0), elute with 50% methanol, fractionate 10 mL each, and collect the first inhibitory activity fraction (540 mL eluted after 250 mL elution) using the maltase inhibitory activity as an index. 61 mg of the title compound were obtained as a yellow powder. FAB-MS m / z: 515.1200 [MH] ⁺ NMR (CD ₃ OD) δ: 2.0-2.4 (4H, m), 4.37 (1H, dt, J = 4.0H
z, 9.0Hz), 4.99 (1H, dd, J = 2.5Hz, 7.8Hz), 5.64 (1H, d
d, J = 3.4Hz, 7.5Hz), 6.25 (1H, d, J = 16Hz), 6.28 (1H,
d, J = 16Hz), 6.72 (1H, d, J = 7.8Hz), 6.77 (1H, d, J = 8.
3Hz), 6.86 (1H, dd, J = 1.4Hz, 7.8Hz), 6.92 (1H, dd, J
= 1.6Hz, 7.9Hz), 7.01 (1H, d, J = 1.9Hz), 7.03 (1H, d, J
= 2.0Hz), 7.54 (1H, d, J = 16Hz), 7.57 (1H, d, J = 16Hz)

Production Example 2) Separation and purification of 3,4-dicaffeoyl-epi-quinic acid Extraction and separation from yacon leaf powder in the same manner as in Production Example 1) were carried out using a hydrophilic vinyl polymer gel filtration column.
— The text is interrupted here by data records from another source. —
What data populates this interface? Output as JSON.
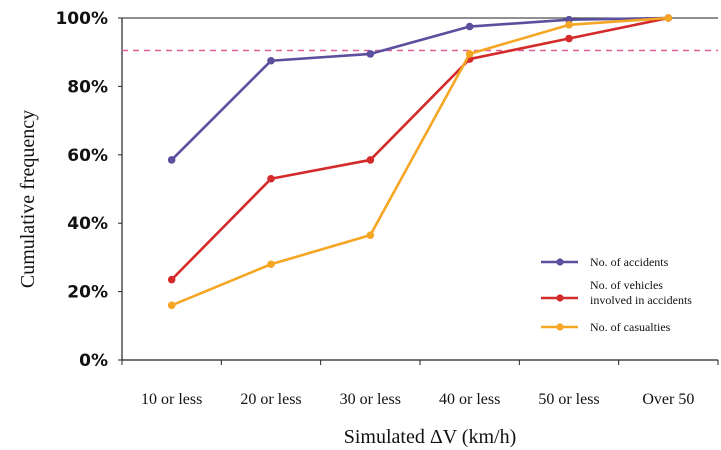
{
  "chart_data": {
    "type": "line",
    "title": "",
    "xlabel": "Simulated ΔV (km/h)",
    "ylabel": "Cumulative frequency",
    "categories": [
      "10 or less",
      "20 or less",
      "30 or less",
      "40 or less",
      "50 or less",
      "Over 50"
    ],
    "y_ticks": [
      "0%",
      "20%",
      "40%",
      "60%",
      "80%",
      "100%"
    ],
    "ylim": [
      0,
      100
    ],
    "reference_line": {
      "value": 90.5,
      "style": "dashed",
      "color": "#e0609a"
    },
    "grid": false,
    "legend_position": "bottom-right",
    "series": [
      {
        "name": "No. of accidents",
        "color": "#5b4f9e",
        "values": [
          58.5,
          87.5,
          89.5,
          97.5,
          99.5,
          100
        ]
      },
      {
        "name": "No. of vehicles involved in accidents",
        "color": "#d42a2a",
        "values": [
          23.5,
          53,
          58.5,
          88,
          94,
          100
        ]
      },
      {
        "name": "No. of casualties",
        "color": "#f5a623",
        "values": [
          16,
          28,
          36.5,
          89.5,
          98,
          100
        ]
      }
    ],
    "legend_labels": [
      [
        "No. of accidents"
      ],
      [
        "No. of vehicles",
        "involved in accidents"
      ],
      [
        "No. of casualties"
      ]
    ]
  }
}
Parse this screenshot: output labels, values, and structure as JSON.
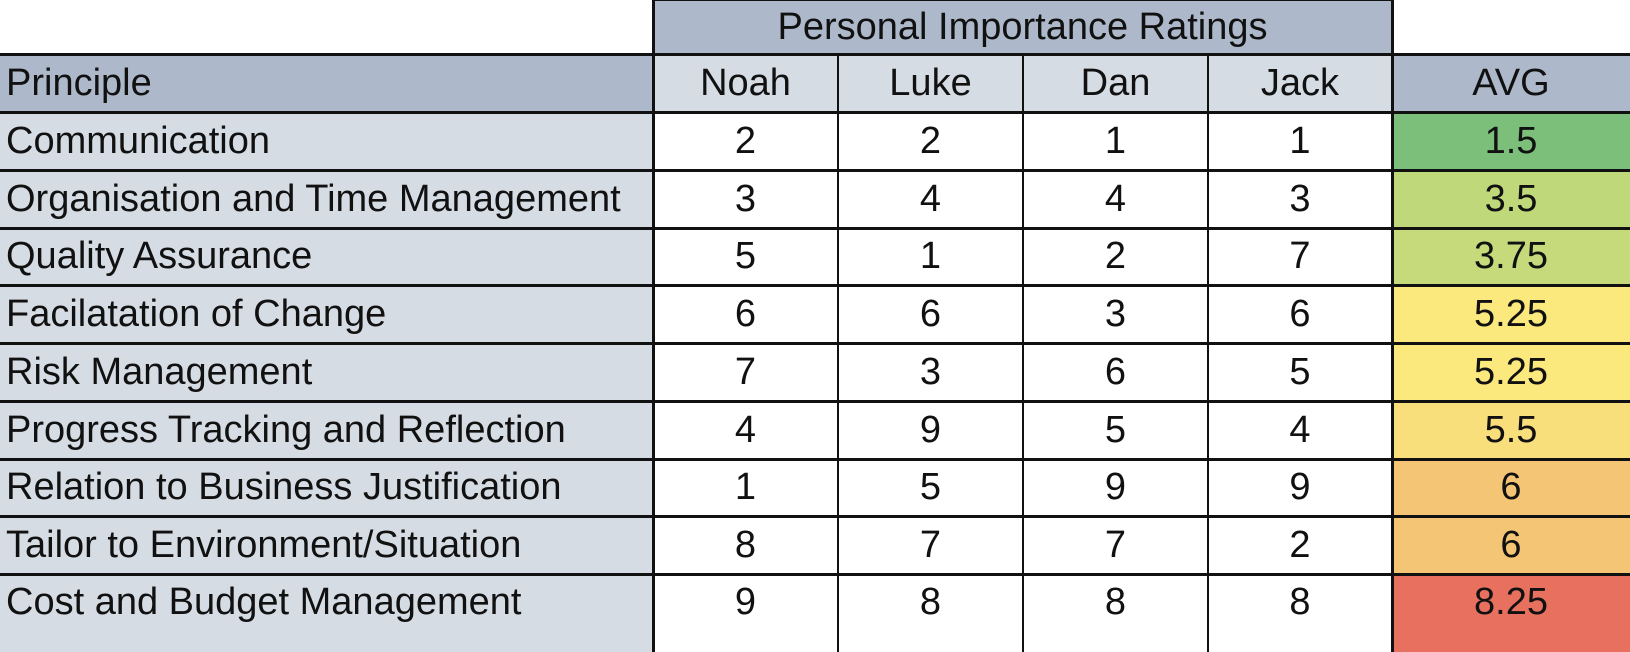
{
  "chart_data": {
    "type": "table",
    "title": "Personal Importance Ratings",
    "row_header_label": "Principle",
    "columns": [
      "Noah",
      "Luke",
      "Dan",
      "Jack"
    ],
    "avg_label": "AVG",
    "rows": [
      {
        "principle": "Communication",
        "values": [
          2,
          2,
          1,
          1
        ],
        "avg": "1.5",
        "avg_color": "#7bbf7a"
      },
      {
        "principle": "Organisation and Time Management",
        "values": [
          3,
          4,
          4,
          3
        ],
        "avg": "3.5",
        "avg_color": "#bfd87a"
      },
      {
        "principle": "Quality Assurance",
        "values": [
          5,
          1,
          2,
          7
        ],
        "avg": "3.75",
        "avg_color": "#c6da7b"
      },
      {
        "principle": "Facilatation of Change",
        "values": [
          6,
          6,
          3,
          6
        ],
        "avg": "5.25",
        "avg_color": "#fbe97e"
      },
      {
        "principle": "Risk Management",
        "values": [
          7,
          3,
          6,
          5
        ],
        "avg": "5.25",
        "avg_color": "#fbe97e"
      },
      {
        "principle": "Progress Tracking and Reflection",
        "values": [
          4,
          9,
          5,
          4
        ],
        "avg": "5.5",
        "avg_color": "#f9df7c"
      },
      {
        "principle": "Relation to Business Justification",
        "values": [
          1,
          5,
          9,
          9
        ],
        "avg": "6",
        "avg_color": "#f4c574"
      },
      {
        "principle": "Tailor to Environment/Situation",
        "values": [
          8,
          7,
          7,
          2
        ],
        "avg": "6",
        "avg_color": "#f4c574"
      },
      {
        "principle": "Cost and Budget Management",
        "values": [
          9,
          8,
          8,
          8
        ],
        "avg": "8.25",
        "avg_color": "#e8705f"
      }
    ]
  },
  "colors": {
    "header_fill": "#adb9ca",
    "label_fill": "#d6dce4",
    "name_header_fill": "#d6dce4",
    "grid_line": "#111111"
  }
}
The third maltase inhibitory activity fraction [Preparation Example 1] was eluted with 3,4-dicaffeoylquinic acid and then eluted with 70 mL after eluting another 40 mL of 50% methanol], and the solvent was removed under reduced pressure This gave 5 mg of the title compound as a pale yellow powder. FAB-MS m / z: 515.1217 [MH] ⁺ NMR (CD ₃ OD) δ: 2.0-2.3 (4H, m), 4.18 (1H, q, J = 5.4H
z), 5.14 (1H, dd, J = 2.5Hz, 7.8Hz), 5.62 (1H, t, J = 3.
5Hz), 6.25 (1H, d, J = 16Hz), 6.28 (1H, d, J = 16Hz), 6.
73 (1H, d, J = 7.8Hz), 6.75 (1H, d, J = 8.3Hz), 6.87 (1H,
dd, J = 1.4Hz, 7.8Hz), 6.92 (1H, dd, J = 1.6Hz, 7.9H
z), 7.01 (1H, d, J = 1.9Hz), 7.04 (1H, d, J = 2.0Hz), 7.
50 (1H, d, J = 16Hz), 7.58 (1H, d, J = 16Hz)

[0035]

As described above, according to the present invention, the diacylquinic acid of the general formula (I) contained in Yacon has an inhibitory effect on the carbohydrate-degrading enzyme maltase and is involved in the onset and aggravation of diabetes. It showed an inhibitory effect on postprandial hyperglycemia.

Accordingly, diacylquinic acid of the general formula (I) is a substance useful for controlling blood sugar level,
It can be applied as an improving agent.

──────────────────────────────────────────────────の Continued on the front page (51) Int.Cl. ⁷ Identification symbol FI Theme coat ゛ (Reference) A61P 43/00 111 A61P 43/00 111 (72) Inventor Yuji Koide 2-33 Oizumicho, Nerima-ku, Tokyo No. 7 Zenyaku Kogyo Co., Ltd. (72) Inventor Michihiro Taka No. 2-333 Oizumi-cho, Nerima-ku, Tokyo Zenyaku Kogyo Co., Ltd. F-term (reference) 4C206 AA01 AA02 DB20 MA01 MA04 NA14 ZB13 ZC20 ZC35

Claims (3)

[Claims] 1. A compound of the general formula (I) [Wherein, R ₁ and R ₂ are both caffeine oils; Represents that the coordination of the hydroxyl group at the 5-position is axial or equatorial.] A diabetic preventive / ameliorating agent comprising diacylquinic acid as an active ingredient. 2. The drug according to claim 1, wherein the diacylquinic acid is 3,4-dicaffeoylquinic acid. 3. The method according to claim 1, wherein the diacylquinic acid is 3,4-dicaffeoyl-e.
The drug according to claim 1, which is pi-quinic acid.